I segreti dell’arte

Svelato il mistero del volto del Palladio

Palladio. Il mistero del volto | Copia da Bernardino india, Ritratto di Andrea Palladio
 

Francesca Grego

12/04/2017

Vicenza - Ci son voluti oltre quattro secoli ma alla fine è stata fatta luce sul volto di uno dei più illustri architetti della storia. Andrea Palladio aveva una fronte alta e spaziosa, era calvo nella parte anteriore del cranio, con occhi tondi incorniciati da sopracciglia ben disegnate, naso diritto e una folta barba.

Una complessa indagine interdisciplinare ha visto collaborare gli esperti della Polizia Scientifica con gli storici dell’arte del Palladio Museum e i tecnici della Soprintendenza di Verona, Rovigo e Vicenza, fino alla risoluzione dell’appassionante cold case su cui il mondo dell’arte non aveva mai smesso di interrogarsi.
All’origine della vicenda, l’insolita assenza di un ritratto ufficiale, che fin dal Settecento aveva alimentato leggende e dicerie, oltre a un florido mercato di falsi che nel tempo hanno attribuito all’architetto padovano gli aspetti più vari.

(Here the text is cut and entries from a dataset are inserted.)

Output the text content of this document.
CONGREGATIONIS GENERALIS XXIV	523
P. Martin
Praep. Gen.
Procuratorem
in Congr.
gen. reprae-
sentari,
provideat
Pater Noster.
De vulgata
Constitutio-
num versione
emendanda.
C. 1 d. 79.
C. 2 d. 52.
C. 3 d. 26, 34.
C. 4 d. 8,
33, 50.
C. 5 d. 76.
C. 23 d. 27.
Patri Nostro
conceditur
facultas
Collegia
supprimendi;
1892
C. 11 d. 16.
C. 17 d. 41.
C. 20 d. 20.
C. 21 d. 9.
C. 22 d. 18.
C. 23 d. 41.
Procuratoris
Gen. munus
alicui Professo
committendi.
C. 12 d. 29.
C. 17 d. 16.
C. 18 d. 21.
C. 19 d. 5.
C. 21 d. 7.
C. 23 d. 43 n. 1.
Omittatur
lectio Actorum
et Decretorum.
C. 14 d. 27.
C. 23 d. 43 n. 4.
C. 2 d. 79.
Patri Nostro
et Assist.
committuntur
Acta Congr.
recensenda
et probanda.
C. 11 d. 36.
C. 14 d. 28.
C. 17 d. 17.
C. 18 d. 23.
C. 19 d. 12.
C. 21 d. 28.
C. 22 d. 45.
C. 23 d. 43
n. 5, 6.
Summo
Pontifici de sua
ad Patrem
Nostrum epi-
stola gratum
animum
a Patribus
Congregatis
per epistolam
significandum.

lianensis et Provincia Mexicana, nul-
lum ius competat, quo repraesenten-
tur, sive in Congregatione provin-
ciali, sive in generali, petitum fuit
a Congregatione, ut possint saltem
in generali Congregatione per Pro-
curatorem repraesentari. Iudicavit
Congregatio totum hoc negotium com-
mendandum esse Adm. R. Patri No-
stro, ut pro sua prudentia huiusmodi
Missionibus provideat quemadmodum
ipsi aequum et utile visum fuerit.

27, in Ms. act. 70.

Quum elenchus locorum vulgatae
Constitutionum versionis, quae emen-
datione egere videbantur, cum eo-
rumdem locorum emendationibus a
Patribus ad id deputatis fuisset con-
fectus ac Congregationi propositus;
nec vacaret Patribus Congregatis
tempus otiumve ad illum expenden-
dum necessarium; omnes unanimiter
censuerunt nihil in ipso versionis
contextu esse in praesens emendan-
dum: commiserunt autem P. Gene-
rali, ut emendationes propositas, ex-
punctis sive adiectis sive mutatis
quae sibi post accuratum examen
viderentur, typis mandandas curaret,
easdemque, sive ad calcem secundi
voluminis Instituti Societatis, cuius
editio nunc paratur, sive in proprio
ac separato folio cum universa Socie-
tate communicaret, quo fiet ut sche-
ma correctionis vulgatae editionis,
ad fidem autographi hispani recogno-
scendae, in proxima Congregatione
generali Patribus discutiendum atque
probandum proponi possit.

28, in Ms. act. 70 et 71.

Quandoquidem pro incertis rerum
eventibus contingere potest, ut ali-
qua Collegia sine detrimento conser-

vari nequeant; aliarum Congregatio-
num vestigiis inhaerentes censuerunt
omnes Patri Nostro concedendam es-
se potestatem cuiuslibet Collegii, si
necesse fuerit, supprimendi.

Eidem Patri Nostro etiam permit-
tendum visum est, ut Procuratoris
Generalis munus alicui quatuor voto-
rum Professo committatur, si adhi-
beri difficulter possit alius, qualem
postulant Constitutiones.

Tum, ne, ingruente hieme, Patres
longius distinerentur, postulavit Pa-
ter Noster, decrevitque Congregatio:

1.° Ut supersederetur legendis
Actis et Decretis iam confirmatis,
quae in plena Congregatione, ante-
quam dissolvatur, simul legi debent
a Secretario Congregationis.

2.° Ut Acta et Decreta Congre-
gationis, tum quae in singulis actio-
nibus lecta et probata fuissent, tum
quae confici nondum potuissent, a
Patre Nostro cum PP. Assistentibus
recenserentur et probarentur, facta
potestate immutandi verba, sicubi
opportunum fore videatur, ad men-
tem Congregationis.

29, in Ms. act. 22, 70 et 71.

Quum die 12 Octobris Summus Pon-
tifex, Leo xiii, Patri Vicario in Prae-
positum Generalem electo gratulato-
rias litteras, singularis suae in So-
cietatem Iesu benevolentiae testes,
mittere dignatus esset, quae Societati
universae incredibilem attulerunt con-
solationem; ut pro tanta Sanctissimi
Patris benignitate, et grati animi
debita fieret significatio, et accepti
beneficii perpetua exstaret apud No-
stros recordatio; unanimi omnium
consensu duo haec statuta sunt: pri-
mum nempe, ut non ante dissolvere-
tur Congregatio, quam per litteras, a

Fino alla mostra Palladio, il mistero del volto, al Palladio Museum di Vicenza fino al 18 giugno, che di ritratti credibili o palesemente fasulli ne ha presentati ben 12, provenienti da prestigiose collezioni private e da importanti musei europei e statunitensi.
Fra i casi più clamorosi, un dipinto di Bernardino Licinio acquistato nel 1762 nientemeno che dalla Corona inglese, a qualche decennio dal furbesco tentativo di Giacomo Leoni che cumulò due falsi in una sola opera, attribuendo a Paolo Veronese un’effigie del noto architetto incisa a bulino.
Ma c’è anche un bellissimo dipinto di El Greco, acquisito da Rubens che lo scambiò per un autoritratto di Tintoretto e poi finito nelle collezioni dei Reali di Danimarca: un ottimo candidato, visto che una delle rare fonti antiche sui ritratti del Palladio riferisce dell’esistenza di un’opera firmata proprio dall’artista veneziano.
E ancora, ha risposto all’appello un ritratto del pittore veronese Orlando Flacco, citato dal Vasari nelle sue Vite e arrivato dalla collezione di Ivan Zoltovskij, l’architetto russo che ammirò Palladio al punto da convincere Stalin a farne uno dei modelli della nuova architettura sovietica.

Allestita proprio come una detective story, la mostra sciorina indizi e reperti del caso su una serie di tavoli luminosi: radiografie dei quadri, sezioni stratigrafiche, documenti e vecchie fotografie che gli esperti hanno preso in esame. Metodi di solito impiegati per identificare i criminali, le persone scomparse o i latitanti, come la tecnica del confronto dei volti e dell’age progression, hanno integrato i risultati dell ricerca sulle fonti storiche e delle analisi tradizionali condotte sui dipinti, fino a raggiungere l’agognata verità.

Dei 12 ritratti in mostra, due soli sono “autentici”: accanto al sopracitato quadro di Flacco, fin dall’inizio tra i principali papabili, spunta un’opera alquanto singolare, scovata da uno storico dell’arte americano in un negozio di antiquariato del New Jersey.
Si tratta di un dipinto a olio su una tavoletta di legno di noce delle dimensioni di 22,8x16,8 centimetri: faceva parte di una serie di immagini di uomini famosi, concepite in un formato così piccolo per essere collezionate proprio come le moderne figurine. Qui l’aspetto del Palladio è molto simile a come lo dipinse Flacco, senza differenze degne di nota a parte il cappello che ne copre il cranio pelato.